In many ways, seahorse skin is not just a covering—it is a boundary system.

A place where organism meets environment.
Where structure meets softness.
Where survival depends on balance.

A Meeting of Natural Design Principles

This is where the connection becomes profound.

Seaweed glycans—like SXRG84—are also boundary molecules.

In their natural environment, they:

  • Form protective gels around seaweed surfaces
  • Retain water in dynamic, flowing systems
  • Interact with ions, nutrients, and microbiomes
  • Resist rapid degradation in marine conditions

They are not static materials.

They are adaptive interfaces.

So when this molecule becomes the “skin” of a seahorse in an artwork, something deeper is revealed:

Not a coincidence… but a compatibility.

A shared design language between:

  • Marine organisms
  • Marine plants
  • And the materials they create

From Art to Biomaterials (and Back Again)

At PhycoHealth and Venus Shell Systems, much of our work focuses on understanding and applying these molecules in human systems—whether for skin health, gut health, or even advanced biomaterials and tissue engineering.

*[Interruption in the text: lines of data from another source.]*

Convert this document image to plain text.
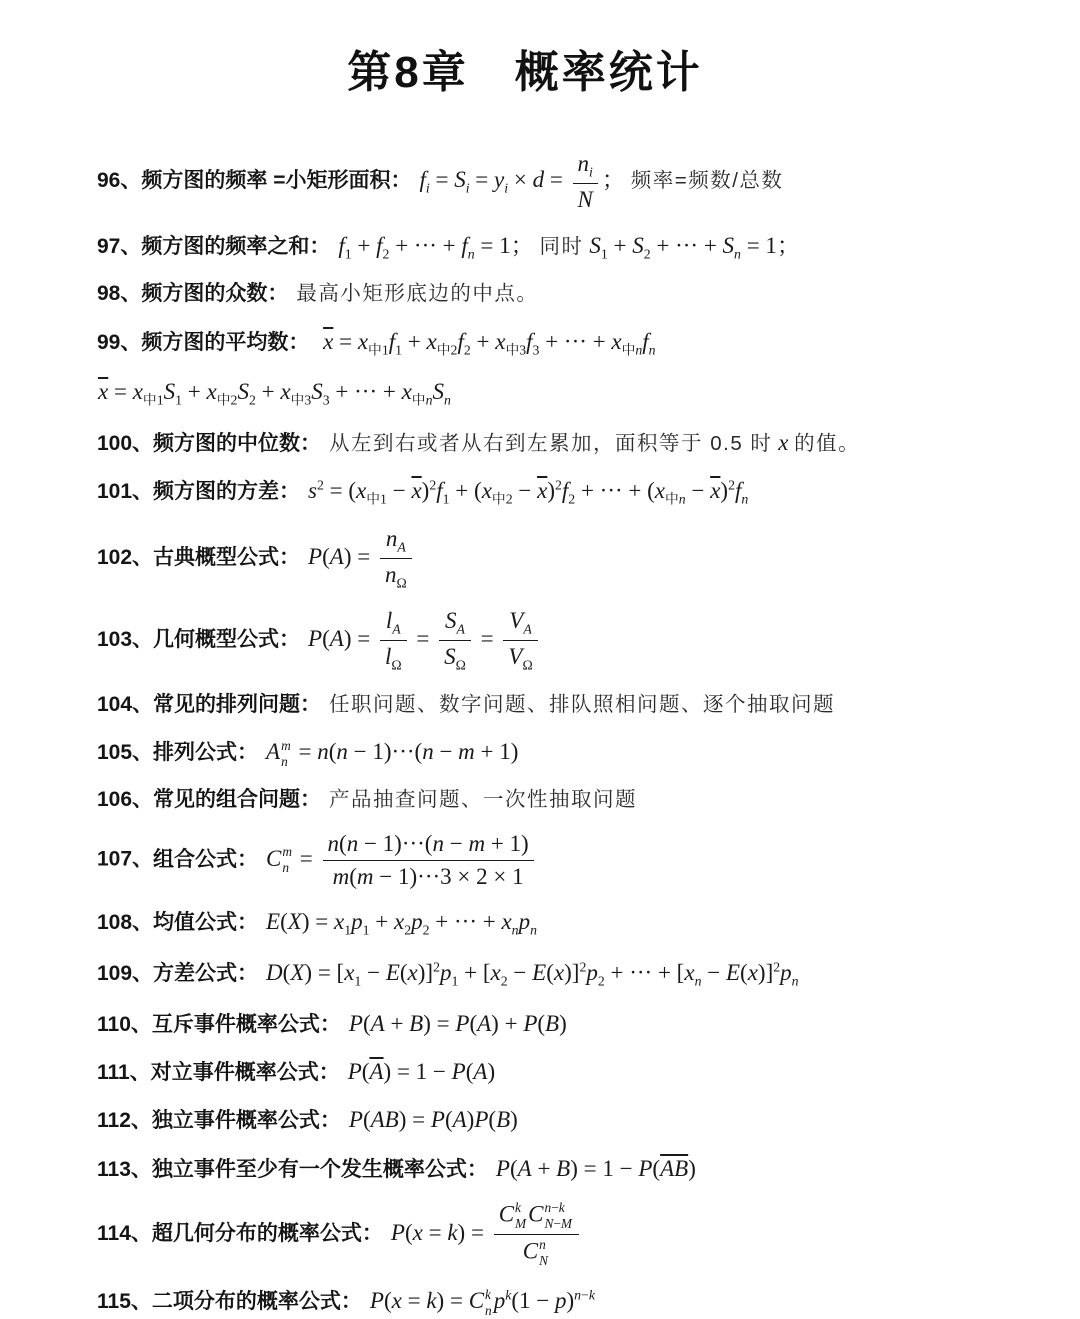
第8章 概率统计
96、频方图的频率 =小矩形面积： $f_i = S_i = y_i \times d = \frac{n_i}{N}$ ； 频率=频数/总数
97、频方图的频率之和： $f_1 + f_2$ + ··· + $f_n = 1$； 同时 $S_1 + S_2$ + ··· + $S_n = 1$；
98、频方图的众数： 最高小矩形底边的中点。
99、频方图的平均数： $\overline{x} = x_{中1}f_1 + x_{中2}f_2 + x_{中3}f_3$ + ··· + $x_{中n}f_n$
$\overline{x} = x_{中1}S_1 + x_{中2}S_2 + x_{中3}S_3$ + ··· + $x_{中n}S_n$
100、频方图的中位数： 从左到右或者从右到左累加，面积等于 0.5 时 x 的值。
101、频方图的方差： $s^2 = (x_{中1} - \overline{x})^2f_1 + (x_{中2} - \overline{x})^2f_2$ + ··· + $(x_{中n} - \overline{x})^2f_n$
102、古典概型公式： $P(A) = \frac{n_A}{n_\Omega}$
103、几何概型公式： $P(A) = \frac{l_A}{l_\Omega} = \frac{S_A}{S_\Omega} = \frac{V_A}{V_\Omega}$
104、常见的排列问题： 任职问题、数字问题、排队照相问题、逐个抽取问题
105、排列公式： A m
n = n(n − 1)···(n − m + 1)
106、常见的组合问题： 产品抽查问题、一次性抽取问题
107、组合公式： C m
$n = \frac{n(n - 1)\cdot\cdot\cdot(n - m + 1)}{m(m - 1)\cdot\cdot\cdot 3 \times 2 \times 1}$
108、均值公式： $E(X) = x_1p_1 + x_2p_2$ + ··· + $x_np_n$
109、方差公式： $D(X) = [x_1 - E(x)]^2p_1 + [x_2 - E(x)]^2p_2$ + ··· + $[x_n - E(x)]^2p_n$
110、互斥事件概率公式： P(A + B) = P(A) + P(B)
111、对立事件概率公式： $P(\overline{A}) = 1 - P(A)$
112、独立事件概率公式： P(AB) = P(A)P(B)
113、独立事件至少有一个发生概率公式： $P(A + B) = 1 - P(\overline{AB})$
114、超几何分布的概率公式： P(x = k) = C k
M C n−k
N−M
C n
N
115、二项分布的概率公式： P(x = k) = C k
n $p^k(1 - p)^{n-k}$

But here, in this exhibition, the direction is reversed.

The molecule returns to story.
To ecology.
To imagination.

And in doing so, it reminds us of something important:

We are not inventing these materials.
We are learning from them.

Sea Kin Connections: A Living Collaboration

This project brings together:

  • Artists like Jennifer Turpin and Sophie Raymond
  • Scientific organisations including the Sydney Institute of Marine Science
  • Environmental initiatives like Project Restore
  • And young students, engaging with marine life through creation

It is a rare and powerful blend of:
art × science × education × conservation

And at its heart is a simple idea:

That connection—to species, to materials, to ecosystems—can be built not just through knowledge, but through making.

When a Molecule Speaks for Itself

There’s something quietly humbling about seeing your work take on a form you didn’t design.

No claims.
No packaging.
No explanation.

Just a material, doing what it does best.

Holding water.
Forming a boundary.
Becoming skin.


Exhibition Details

Sea Kin Connections – A Marine Creature Portrait Gallery
Australian National Maritime Museum, Sydney
Featuring works inspired by marine species of Sydney Harbour, including the endangered White’s Seahorse.